Kaladi S. Babu is a theoretical physicist, regents professor and interim head of the Department of Physics at Oklahoma State University. He received his PhD in 1986 from the University of Hawaii, under the supervision of Ernest Ma.

==Awards==
Babu is a Fellow of the American Physical Society and holds a Regents Professorship at Oklahoma State. He is one of three theoretical physicists named as a 2017 Distinguished Scholar by the Fermi National Accelerator Laboratory, or Fermilab, the largest particle accelerator facility in the United States.

==Interests==
Babu's research interests are primarily in the model-building and phenomenological aspects of physics beyond the Standard Model. He has been involved in studies of grand unified theories and nucleon decay.

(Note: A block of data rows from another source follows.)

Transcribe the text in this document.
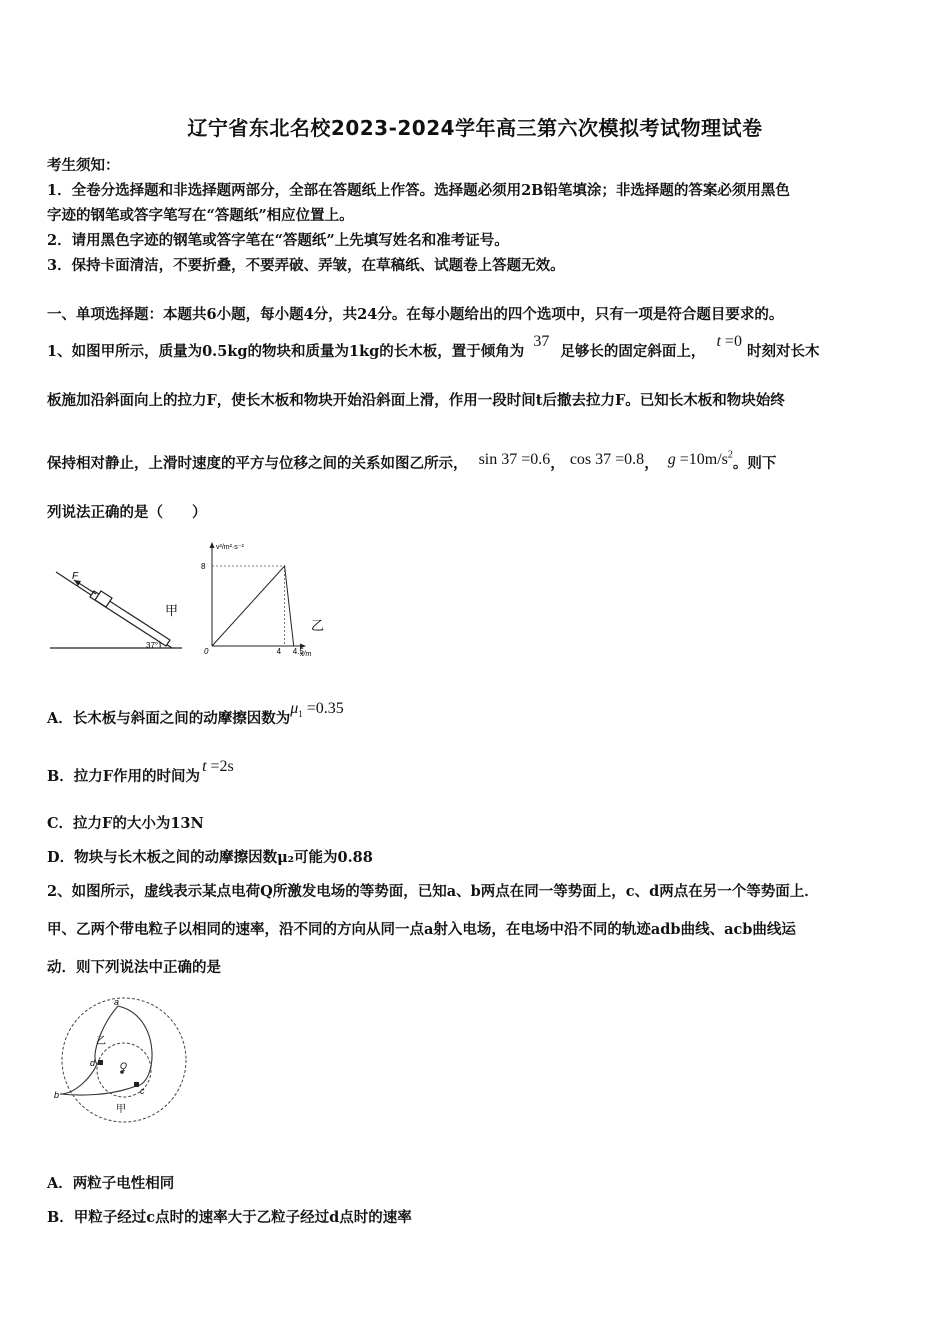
辽宁省东北名校2023-2024学年高三第六次模拟考试物理试卷
考生须知：
1．全卷分选择题和非选择题两部分，全部在答题纸上作答。选择题必须用2B铅笔填涂；非选择题的答案必须用黑色
字迹的钢笔或答字笔写在“答题纸”相应位置上。
2．请用黑色字迹的钢笔或答字笔在“答题纸”上先填写姓名和准考证号。
3．保持卡面清洁，不要折叠，不要弄破、弄皱，在草稿纸、试题卷上答题无效。
一、单项选择题：本题共6小题，每小题4分，共24分。在每小题给出的四个选项中，只有一项是符合题目要求的。
1、如图甲所示，质量为0.5kg的物块和质量为1kg的长木板，置于倾角为 37 足够长的固定斜面上， t =0 时刻对长木
板施加沿斜面向上的拉力F，使长木板和物块开始沿斜面上滑，作用一段时间t后撤去拉力F。已知长木板和物块始终
保持相对静止，上滑时速度的平方与位移之间的关系如图乙所示， sin 37 =0.6， cos 37 =0.8， $g =10m/s^2$。则下
列说法正确的是（　　）
F
甲
37°
v²/m²·s⁻²
8
0	4 4.5
x/m
乙
A．长木板与斜面之间的动摩擦因数为$\mu_1 =0.35$
B．拉力F作用的时间为t =2s
C．拉力F的大小为13N
D．物块与长木板之间的动摩擦因数μ₂可能为0.88
2、如图所示，虚线表示某点电荷Q所激发电场的等势面，已知a、b两点在同一等势面上，c、d两点在另一个等势面上．
甲、乙两个带电粒子以相同的速率，沿不同的方向从同一点a射入电场，在电场中沿不同的轨迹adb曲线、acb曲线运
动．则下列说法中正确的是
a
b	c
d	Q
乙
甲
A．两粒子电性相同
B．甲粒子经过c点时的速率大于乙粒子经过d点时的速率
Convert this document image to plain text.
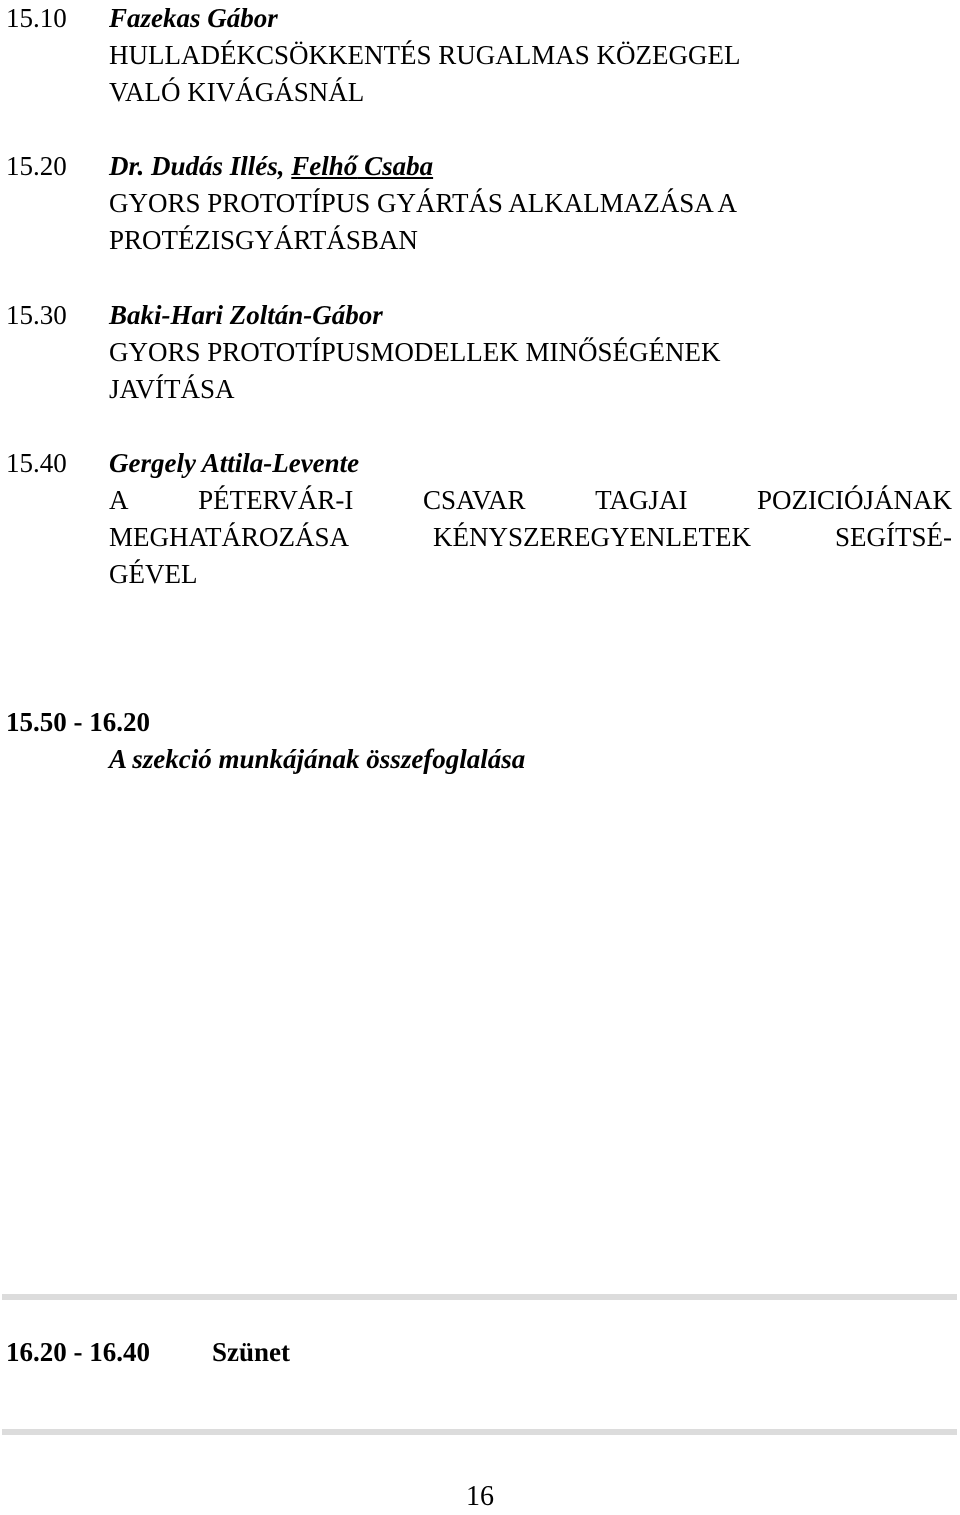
15.10 Fazekas Gábor
HULLADÉKCSÖKKENTÉS RUGALMAS KÖZEGGEL
VALÓ KIVÁGÁSNÁL
15.20 Dr. Dudás Illés, Felhő Csaba
GYORS PROTOTÍPUS GYÁRTÁS ALKALMAZÁSA A
PROTÉZISGYÁRTÁSBAN
15.30 Baki-Hari Zoltán-Gábor
GYORS PROTOTÍPUSMODELLEK MINŐSÉGÉNEK
JAVÍTÁSA
15.40 Gergely Attila-Levente
A	PÉTERVÁR-I	CSAVAR	TAGJAI	POZICIÓJÁNAK
MEGHATÁROZÁSA	KÉNYSZEREGYENLETEK	SEGÍTSÉ-
GÉVEL
15.50 - 16.20
A szekció munkájának összefoglalása
16.20 - 16.40 Szünet
16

Babu is a key member of the neutrino theory community, having proposed several testable models of neutrino masses. His 1988 paper on two-loop generation of neutrino masses (the so-called Zee–Babu model) provides an alternative to high scale seesaw mechanism, and is well cited in the literature. He and Ed Kearns convened the Baryon Number Violation subgroup of the "Snowmass" 2013 Community Planning Study. He has helped organize the Center for Theoretical Underground Physics (CETUP) series of international conferences on neutrino physics in Lead, South Dakota.

==Publications==
Babu has written over 200 scientific articles, which have received over 12,500 citations (excluding the biennial PDG Review of Particle Physics). His "Renowned" publications include a 1988 paper on Majorana neutrino masses and a 2002 paper on $A_4$-symmetric neutrino masses.